Checking for Missing Value
colSums(is.na(house))
#> Area Garage FirePlace Baths White.Marble
#> 0 0 0 0 0
#> Black.Marble Indian.Marble Floors City Solar
#> 0 0 0 0 0
#> Electric Fiber Glass.Doors Swiming.Pool Garden
#> 0 0 0 0 0
#> Prices
#> 0
As we can see above, there’s no missing value detected.
Data Coertion
glimpse(house)
#> Rows: 500,000
#> Columns: 16
#> $ Area <int> 164, 84, 190, 75, 148, 124, 58, 249, 243, 242, 61, 189, …
#> $ Garage <int> 2, 2, 2, 2, 1, 3, 1, 2, 1, 1, 2, 2, 2, 3, 3, 3, 1, 3, 2,…
#> $ FirePlace <int> 0, 0, 4, 4, 4, 3, 0, 1, 0, 2, 4, 0, 0, 3, 3, 4, 0, 3, 3,…
#> $ Baths <int> 2, 4, 4, 4, 2, 3, 2, 1, 2, 4, 5, 4, 2, 3, 1, 1, 5, 3, 5,…
#> $ White.Marble <int> 0, 0, 1, 0, 1, 0, 0, 1, 0, 0, 0, 0, 0, 1, 0, 0, 0, 0, 0,…
#> $ Black.Marble <int> 1, 0, 0, 0, 0, 1, 0, 0, 0, 0, 0, 1, 1, 0, 0, 0, 1, 1, 1,…
#> $ Indian.Marble <int> 0, 1, 0, 1, 0, 0, 1, 0, 1, 1, 1, 0, 0, 0, 1, 1, 0, 0, 0,…
#> $ Floors <int> 0, 1, 0, 1, 1, 1, 0, 1, 1, 0, 1, 0, 1, 1, 1, 0, 1, 1, 1,…
#> $ City <int> 3, 2, 2, 1, 2, 1, 3, 1, 1, 2, 1, 2, 1, 3, 3, 1, 3, 1, 3,…
#> $ Solar <int> 1, 0, 0, 1, 1, 0, 0, 0, 0, 1, 1, 1, 1, 1, 0, 0, 1, 1, 0,…
#> $ Electric <int> 1, 0, 0, 1, 0, 0, 1, 1, 0, 0, 0, 1, 1, 1, 0, 0, 0, 0, 1,…
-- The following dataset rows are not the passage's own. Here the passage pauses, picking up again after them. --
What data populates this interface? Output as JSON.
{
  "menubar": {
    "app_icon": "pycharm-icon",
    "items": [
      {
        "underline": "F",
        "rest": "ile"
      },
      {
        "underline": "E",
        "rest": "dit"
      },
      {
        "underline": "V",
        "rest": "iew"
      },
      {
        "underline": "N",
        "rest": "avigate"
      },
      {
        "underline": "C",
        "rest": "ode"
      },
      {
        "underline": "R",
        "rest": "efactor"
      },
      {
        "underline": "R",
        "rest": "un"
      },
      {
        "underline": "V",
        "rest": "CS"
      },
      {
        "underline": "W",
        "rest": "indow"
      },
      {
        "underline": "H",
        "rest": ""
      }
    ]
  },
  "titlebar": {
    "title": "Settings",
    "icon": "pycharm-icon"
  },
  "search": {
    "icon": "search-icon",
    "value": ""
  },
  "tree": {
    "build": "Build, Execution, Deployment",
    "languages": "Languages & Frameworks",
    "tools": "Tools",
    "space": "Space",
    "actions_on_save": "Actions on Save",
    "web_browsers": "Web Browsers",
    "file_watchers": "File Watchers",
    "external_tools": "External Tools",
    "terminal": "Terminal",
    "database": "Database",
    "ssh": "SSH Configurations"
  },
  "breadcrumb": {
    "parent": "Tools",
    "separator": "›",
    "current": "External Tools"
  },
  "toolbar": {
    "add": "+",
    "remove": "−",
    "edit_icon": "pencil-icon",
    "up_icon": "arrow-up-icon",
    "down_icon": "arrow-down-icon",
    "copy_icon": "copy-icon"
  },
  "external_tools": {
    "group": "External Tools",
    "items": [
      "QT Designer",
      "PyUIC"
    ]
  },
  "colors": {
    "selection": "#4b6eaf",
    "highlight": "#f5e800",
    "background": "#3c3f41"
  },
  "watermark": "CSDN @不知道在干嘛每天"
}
#> $ Fiber <int> 1, 0, 1, 1, 0, 1, 1, 0, 0, 0, 1, 0, 0, 1, 0, 0, 0, 1, 0,…
#> $ Glass.Doors <int> 1, 1, 0, 1, 1, 1, 1, 1, 0, 0, 1, 1, 1, 0, 0, 0, 0, 0, 1,…
#> $ Swiming.Pool <int> 0, 1, 0, 1, 1, 1, 0, 1, 1, 1, 1, 1, 0, 1, 1, 1, 1, 0, 0,…
#> $ Garden <int> 0, 1, 0, 1, 1, 1, 1, 0, 0, 0, 1, 1, 0, 0, 0, 1, 0, 0, 0,…
#> $ Prices <int> 43800, 37550, 49500, 50075, 52400, 54300, 34400, 50425, …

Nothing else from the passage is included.